1/23/18:Two PMV-L Hawkei vehicles have arrived in the Middle East Region to conduct operational test and evaluation trials in Iraq.
Soldiers from Task Group Taji 6 will utilise these vehicles throughout the trial period which will assess the sustainability of the vehicles.
The vehicles were transported from Australia’s main operating base in the Middle East Region to Taji in Iraq on Royal Australian Air Force C-130J aircraft.
Australian Defence Force members are deployed on Operation Accordion and support and sustain ADF operations in the Middle East region, enabling contingency operations and enhancing regional relationship.
Australian Department of Defence
January 14, 2018
In a 2017 interview we conducted with Chris Jenkins of Thales Australia, we discussed the new combat vehicle.
Question: Key platforms are being bought which are software upgradeable.
This means a very different approach to upgrading and modernizing platforms, and if you want to shape an integrated approach you clearly need to find ways to shape cross cutting software integration.
How do you do this?
Chris Jenkins: The Defense Department for a long time have been saying open architecture’s what they want to see in platform systems.

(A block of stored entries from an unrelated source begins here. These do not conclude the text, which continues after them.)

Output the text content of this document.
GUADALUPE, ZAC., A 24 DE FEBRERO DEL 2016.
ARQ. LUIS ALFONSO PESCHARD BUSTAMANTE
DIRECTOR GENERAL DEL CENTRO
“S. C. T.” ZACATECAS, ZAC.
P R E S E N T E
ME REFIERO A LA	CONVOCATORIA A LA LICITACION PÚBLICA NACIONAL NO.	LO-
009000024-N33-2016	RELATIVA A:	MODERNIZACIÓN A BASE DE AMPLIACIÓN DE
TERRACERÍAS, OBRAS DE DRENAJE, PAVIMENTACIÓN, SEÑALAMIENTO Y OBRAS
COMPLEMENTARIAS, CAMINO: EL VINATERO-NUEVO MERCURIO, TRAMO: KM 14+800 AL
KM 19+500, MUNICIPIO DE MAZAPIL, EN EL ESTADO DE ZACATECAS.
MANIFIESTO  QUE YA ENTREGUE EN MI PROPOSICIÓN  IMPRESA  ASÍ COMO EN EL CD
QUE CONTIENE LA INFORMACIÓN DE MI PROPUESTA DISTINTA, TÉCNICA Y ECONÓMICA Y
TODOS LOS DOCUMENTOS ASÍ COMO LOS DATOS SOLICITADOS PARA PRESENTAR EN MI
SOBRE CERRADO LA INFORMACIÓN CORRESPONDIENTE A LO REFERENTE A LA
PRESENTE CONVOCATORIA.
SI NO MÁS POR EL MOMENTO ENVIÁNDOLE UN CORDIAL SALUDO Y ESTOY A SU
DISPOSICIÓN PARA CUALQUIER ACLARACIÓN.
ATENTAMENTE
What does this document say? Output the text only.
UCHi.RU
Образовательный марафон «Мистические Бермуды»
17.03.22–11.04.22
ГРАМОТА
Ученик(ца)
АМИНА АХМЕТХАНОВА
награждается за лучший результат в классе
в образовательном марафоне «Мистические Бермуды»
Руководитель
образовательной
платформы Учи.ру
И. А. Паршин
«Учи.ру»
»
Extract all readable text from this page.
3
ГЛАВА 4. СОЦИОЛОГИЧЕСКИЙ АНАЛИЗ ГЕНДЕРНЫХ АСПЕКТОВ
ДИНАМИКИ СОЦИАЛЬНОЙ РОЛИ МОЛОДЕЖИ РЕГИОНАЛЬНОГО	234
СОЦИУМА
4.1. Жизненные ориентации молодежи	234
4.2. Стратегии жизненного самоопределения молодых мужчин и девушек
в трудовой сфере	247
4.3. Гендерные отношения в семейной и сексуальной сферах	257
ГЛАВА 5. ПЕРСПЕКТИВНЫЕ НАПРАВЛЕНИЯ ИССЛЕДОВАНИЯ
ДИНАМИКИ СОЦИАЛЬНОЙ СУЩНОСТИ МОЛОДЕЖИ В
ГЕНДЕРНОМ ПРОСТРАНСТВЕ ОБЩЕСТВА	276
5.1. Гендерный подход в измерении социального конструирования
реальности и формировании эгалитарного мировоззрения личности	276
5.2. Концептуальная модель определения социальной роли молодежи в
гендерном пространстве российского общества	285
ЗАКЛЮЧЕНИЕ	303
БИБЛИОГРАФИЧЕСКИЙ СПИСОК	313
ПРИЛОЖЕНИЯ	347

The goal is to be able to insert, with relative ease, new software developments, new applications, new functionalities, to enable agility, the ability to adapt the capability in our systems more rapidly.
We learned a lot about that in Afghanistan with some of the land-based platforms we had.
We have also learned about the capability advantage of having open architecture in things like Australia’s submarines and surface ships as well.
Today, what we’re seeing is that open architecture capability is really being valued in the acquisition process, and we’re seeing the service chiefs and the forces being much more effective in requesting and getting open architecture implementations for the systems into ships and vehicles and so on.
It’s putting pressure into some suppliers to review their previous business model of delivering hardware and software “locked in” to a single source of capability upgrade. It could be communications systems or battle management systems or whatever.
The new model is going to be open architecture.
This brings much greater flexibility and speed to adapt to changing operational needs.
We found that in the Bushmaster vehicles going to Afghanistan, with the upgrades to systems progressively through that whole conflict.
The number of capabilities that were trying to be inserted in the vehicle required hardware changes, more and more hardware being built up inside the vehicle, more power demand, more weight and a great difficulty to ensure the safety of the people inside the vehicle.
Just the practical aspects of getting the equipment in there are a problem, but it means you have lots of equipment that can be dislodged during a blast.
It becomes very difficult for the occupants, say for example, of the Bushmaster.
Some of the work done on the Hawkei learning from the Bushmaster experience was to create only a single integrated computing system with open architecture that then allows all the suppliers that Defense wants to work with to drop in their communications systems, their remote weapons system, their surveillance system, their battle management system.
The simple matter is exactly as you say.
That’s where the market is going.
That’s what defense forces want, and of course from an agility standpoint that’s what they need to have, so industry has to adapt how it works to make sure we make this happen quickly.
There are some very good examples of that now happening.
I think it’s a great change.
It’s a real change clearly delivering the agility our forces need.